The first floor of Ahsan Jafri's house, with its bare cement and exposed wires, now is a dormitory for India's Central Reserve Police Force. Police were sent here last December to "protect minorities," 10 months after the riots.

The 2002 State Department report said that during the Gujarat riots, the police reportedly told frantic Muslim callers, "We don't have orders to save you."

"When we called for them, they wouldn't come," Tanveer Jafri said. "Now that we don't need them, they are here."

The second floor of Jafri's house withstood the burning. More than 70 women and children, including Jafri's wife, huddled there in terror, waiting for it to end even as the walls became so hot that posters began to warp.

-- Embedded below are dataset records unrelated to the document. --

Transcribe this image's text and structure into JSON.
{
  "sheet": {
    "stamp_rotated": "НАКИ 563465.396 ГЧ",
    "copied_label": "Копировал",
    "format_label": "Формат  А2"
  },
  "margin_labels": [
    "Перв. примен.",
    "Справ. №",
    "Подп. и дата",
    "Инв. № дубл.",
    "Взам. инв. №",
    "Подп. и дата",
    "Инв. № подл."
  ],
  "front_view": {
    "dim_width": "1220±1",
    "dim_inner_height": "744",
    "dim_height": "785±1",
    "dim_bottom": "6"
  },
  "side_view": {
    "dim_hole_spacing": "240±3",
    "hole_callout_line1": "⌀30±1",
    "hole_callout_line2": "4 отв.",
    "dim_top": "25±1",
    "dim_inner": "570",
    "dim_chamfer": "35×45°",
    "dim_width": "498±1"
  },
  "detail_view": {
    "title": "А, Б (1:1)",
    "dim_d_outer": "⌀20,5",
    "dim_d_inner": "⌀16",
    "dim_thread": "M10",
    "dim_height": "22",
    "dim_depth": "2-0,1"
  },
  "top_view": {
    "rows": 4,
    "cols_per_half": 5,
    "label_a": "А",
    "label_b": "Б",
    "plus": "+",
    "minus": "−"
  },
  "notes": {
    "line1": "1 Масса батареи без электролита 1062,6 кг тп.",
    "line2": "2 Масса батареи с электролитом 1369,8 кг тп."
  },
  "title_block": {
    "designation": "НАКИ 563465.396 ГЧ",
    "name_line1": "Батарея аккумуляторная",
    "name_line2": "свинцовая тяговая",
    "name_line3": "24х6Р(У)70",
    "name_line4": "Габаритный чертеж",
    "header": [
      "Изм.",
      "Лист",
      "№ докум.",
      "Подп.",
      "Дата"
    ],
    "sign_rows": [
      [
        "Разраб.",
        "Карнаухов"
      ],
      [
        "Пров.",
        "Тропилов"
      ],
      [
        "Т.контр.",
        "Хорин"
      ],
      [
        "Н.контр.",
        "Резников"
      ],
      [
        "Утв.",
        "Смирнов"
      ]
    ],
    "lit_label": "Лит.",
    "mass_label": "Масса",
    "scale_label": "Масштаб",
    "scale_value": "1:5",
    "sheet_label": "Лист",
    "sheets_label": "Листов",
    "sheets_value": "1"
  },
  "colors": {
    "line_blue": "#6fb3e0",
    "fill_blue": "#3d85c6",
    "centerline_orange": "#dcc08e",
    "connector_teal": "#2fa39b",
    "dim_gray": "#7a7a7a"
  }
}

A dozen crumpled Indian flags are buried in the rubble here, under a heavy coat of soot. The flags are relics from Ahsan Jafri's days as a leader of Gujarat's Congress Party.

Tanveer Jafri bent down to inspect a flag that, by a dark coincidence, had crumpled into a shape like the outline of the subcontinent.

One year later, no one has been convicted in connection with the deaths of the Muslims in Gujarat, said Human Rights Watch's Smita Narula. Tanveer Jafri collected 22 signed affidavits from the survivors of Gulbarg Society, naming specific attackers. All are out on bail, Jafri said.

After taking testimony from survivors of the massacre, including Ahsan Jafri's daughter Nishrin Hussain, the U.S. Commission on International Religious Freedom, recommended India be placed on the list of Countries of Particular Concern. The Bush administration responded this spring with "no."

"The commission was deeply disappointed," Commission Chair Felice D. Gaer said. "There is credible evidence that orders were given to police not to interfere. Muslim homes were singled out for death and destruction."

But the violence also gave birth to activism, including the Campaign to Stop Funding Hate. In the Chicago suburbs, a group of Muslim and Hindu residents began meeting at the Darien Public Library, forming the Coalition for a Secular and Democratic India.

The Indian Muslim Council also was formed. In March, it sponsored Nishrin Hussain, Jafri's daughter, to speak to the Islamic Foundation in Villa Park on the anniversary of the riots.

She spoke to a packed hall, many of them members of the Gujarati Muslim community. About 2,000 Gujarati Muslims live in the Chicago area, said Akhtar Sadiq, president of the Gujarati Muslim Association of America, headquartered in Downers Grove.

In Villa Park, the crowd surrounding Hussain supported her as she struggled at the podium, clasping a poem written by her father. It compares India to a beautiful woman whose hair was trimmed by a Hindu saint, whose form was called out by Guru Nanak, the founder of Sikhism, and whose vibrant garments were painted by Buddha and an Islamic poet.

Hussain broke down and couldn't read the final line.

"This is my land," says the English translation. "This is my land. This is my land."

Shridhar Damle's house is just three minutes, or 1.24 miles from the Islamic Foundation. On a side table in his living room is a tiny saffron flag - a 2-inch version of the one ceremoniously installed each week in Schaumburg, in 50 shakhas nationwide and in 25,000 shakhas around the globe.

It is the pilot light of a movement.

"Everywhere you went in Gujarat, there were saffron flags," said Smita Narula. "You were literally tripping over them."

For Damle, it stands for Hindu pride.

For Hussain, it might be the last color her father saw.